Tech Tip: The Pseudo-autosomal region of the reference assembly

As part of normal cell division, maternal and paternal chromosomes copies pair (that is maternal chromosome 1 pairs with paternal chromosome 1) and exchange genetic material. This is an important step in cell division and poses a unique problem for males, who normally only have a single copy of the X and Y chromosomes. The X and Y chromosomes have regions at each end referred to as the pseudo-autosomal region - or the PAR. The PAR regions of the X and Y are homologous which allows for the X and Y to pair and exchange genetic material within these regions. Within the PAR regions, males contain two copies of genes (one on the X and one on the Y) where as on the rest of the X and Y chromosome they only contain one copy. There are two PAR regions, one at either end of the X and Y chromosomes.
Human chromosomes X and Y with the PAR locations highlighted in orange and denoted by gray triangles. The PAR 1 region (on Xp and Yp, to the left) is larger than the PAR 2 region (on Xq and Yq).  The PAR 2 region orange highlight is not visible as it is very small with respect to the rest of the chromosome. 


During the Human Genome Project (HGP) a decision was made to not separately sequence the PAR region of a Y chromosome. At that point, the reference assembly was meant to be a haploid genome representation, so only one copy of the PAR regions was necessary. In order to build the Y chromosome, the HGP made a copy of the X chromosome PAR sequence and inserted it into the chromosome Y sequence assembly. This was done in order to make a complete model of each chromosome- without the PAR representation the Y sequence assembly would be incomplete.

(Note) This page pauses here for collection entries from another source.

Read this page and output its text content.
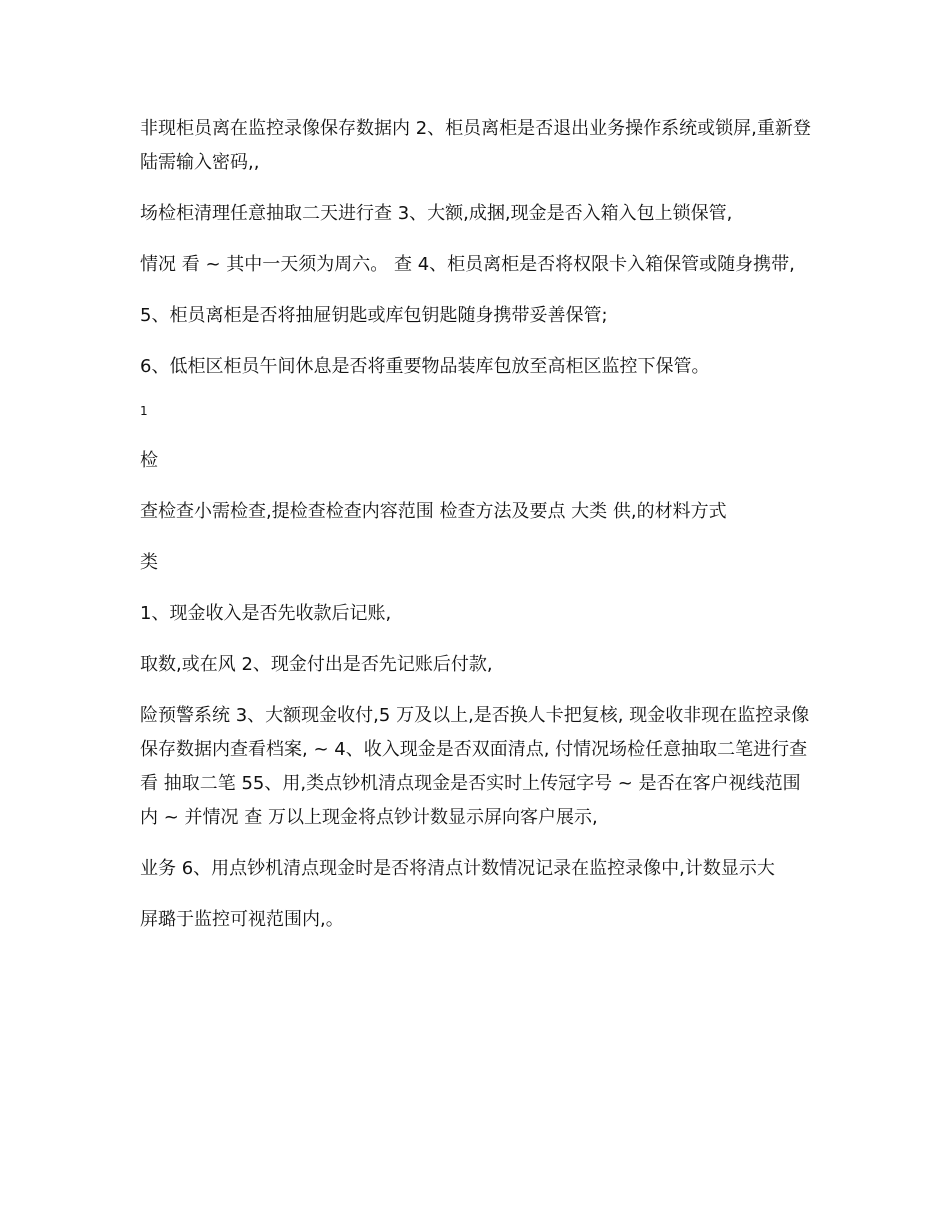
非现柜员离在监控录像保存数据内 2、柜员离柜是否退出业务操作系统或锁屏,重新登陆需输入密码,,

场检柜清理任意抽取二天进行查 3、大额,成捆,现金是否入箱入包上锁保管,

情况 看 ~ 其中一天须为周六。 查 4、柜员离柜是否将权限卡入箱保管或随身携带,

5、柜员离柜是否将抽屉钥匙或库包钥匙随身携带妥善保管;

6、低柜区柜员午间休息是否将重要物品装库包放至高柜区监控下保管。

1

检

查检查小需检查,提检查检查内容范围 检查方法及要点 大类 供,的材料方式

类

1、现金收入是否先收款后记账,

取数,或在风 2、现金付出是否先记账后付款,

险预警系统 3、大额现金收付,5 万及以上,是否换人卡把复核, 现金收非现在监控录像保存数据内查看档案, ~ 4、收入现金是否双面清点, 付情况场检任意抽取二笔进行查看 抽取二笔 55、用,类点钞机清点现金是否实时上传冠字号 ~ 是否在客户视线范围内 ~ 并情况 查 万以上现金将点钞计数显示屏向客户展示,

业务 6、用点钞机清点现金时是否将清点计数情况记录在监控录像中,计数显示大

屏璐于监控可视范围内,。
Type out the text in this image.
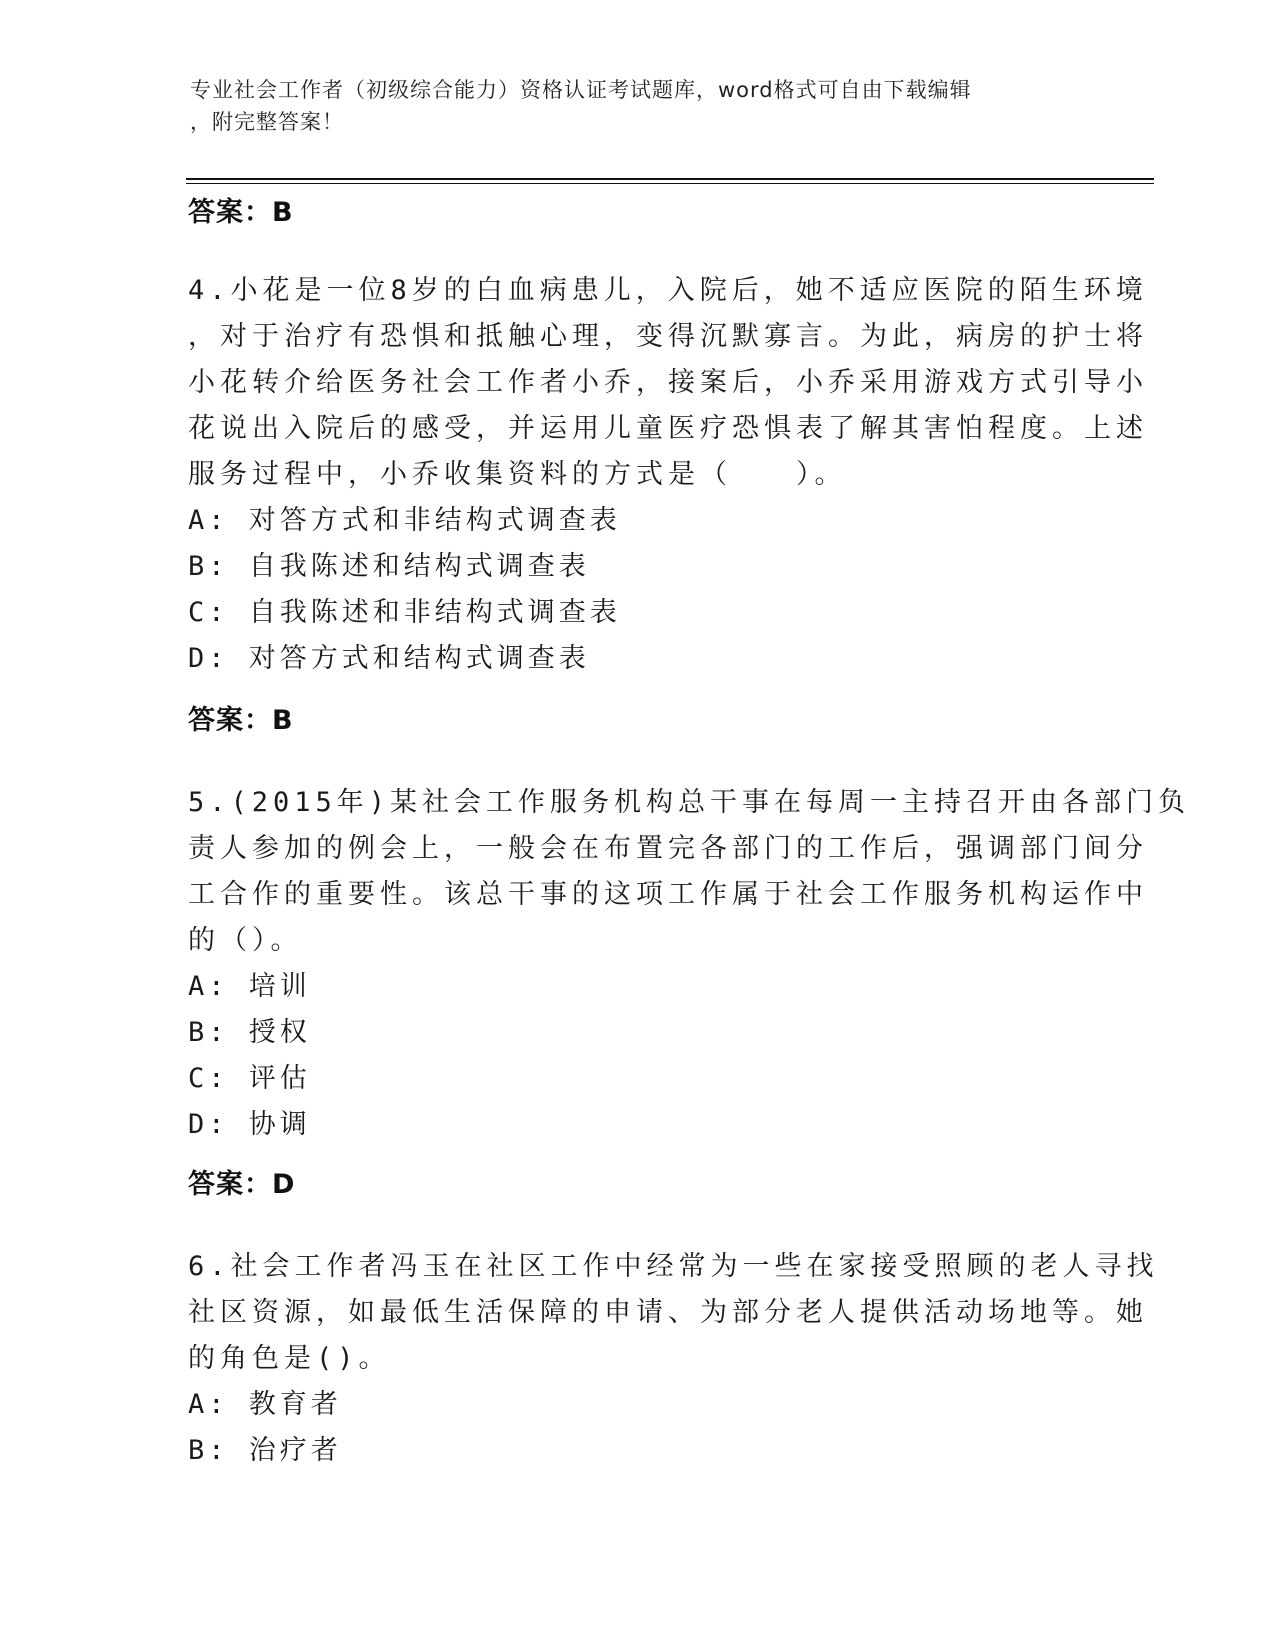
专业社会工作者（初级综合能力）资格认证考试题库，word格式可自由下载编辑
，附完整答案！
答案：B
4.小花是一位8岁的白血病患儿，入院后，她不适应医院的陌生环境
，对于治疗有恐惧和抵触心理，变得沉默寡言。为此，病房的护士将
小花转介给医务社会工作者小乔，接案后，小乔采用游戏方式引导小
花说出入院后的感受，并运用儿童医疗恐惧表了解其害怕程度。上述
服务过程中，小乔收集资料的方式是（　　）。
A: 对答方式和非结构式调查表
B: 自我陈述和结构式调查表
C: 自我陈述和非结构式调查表
D: 对答方式和结构式调查表
答案：B
5.(2015年)某社会工作服务机构总干事在每周一主持召开由各部门负
责人参加的例会上，一般会在布置完各部门的工作后，强调部门间分
工合作的重要性。该总干事的这项工作属于社会工作服务机构运作中
的（）。
A: 培训
B: 授权
C: 评估
D: 协调
答案：D
6.社会工作者冯玉在社区工作中经常为一些在家接受照顾的老人寻找
社区资源，如最低生活保障的申请、为部分老人提供活动场地等。她
的角色是()。
A: 教育者
B: 治疗者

Since the GRC has taken responsibility for the reference assembly, we have updated the assembly model so that the reference is no longer a single, haploid representation [PubMed]. However, when we introduce allelic duplication, we put the duplicated sequence into a separate assembly unit (refresher on the assembly model). The PAR is the only case where we represent allelic duplication within the same assembly unit. This was true for GRCh37 and will again be the case when we submit GRCh38 to GenBank.

This duplication needs to be taken into account when performing sequence analysis so that you can distinguish allelic duplication from other types of duplications, such as repeats and segmental duplication. When you sequence a female sample, reads from the PAR regions will align to both the X and Y PAR sequences. This may affect the mapping quality of reads in this region and can affect variant calling. One approach many groups take to solving this problem is to 'hard-mask' the PAR regions on the Y chromosome- this means replacing the actual sequence with Ns. This preserves the sequence coordinate space of the Y chromosome, but eliminates the duplication at this locus.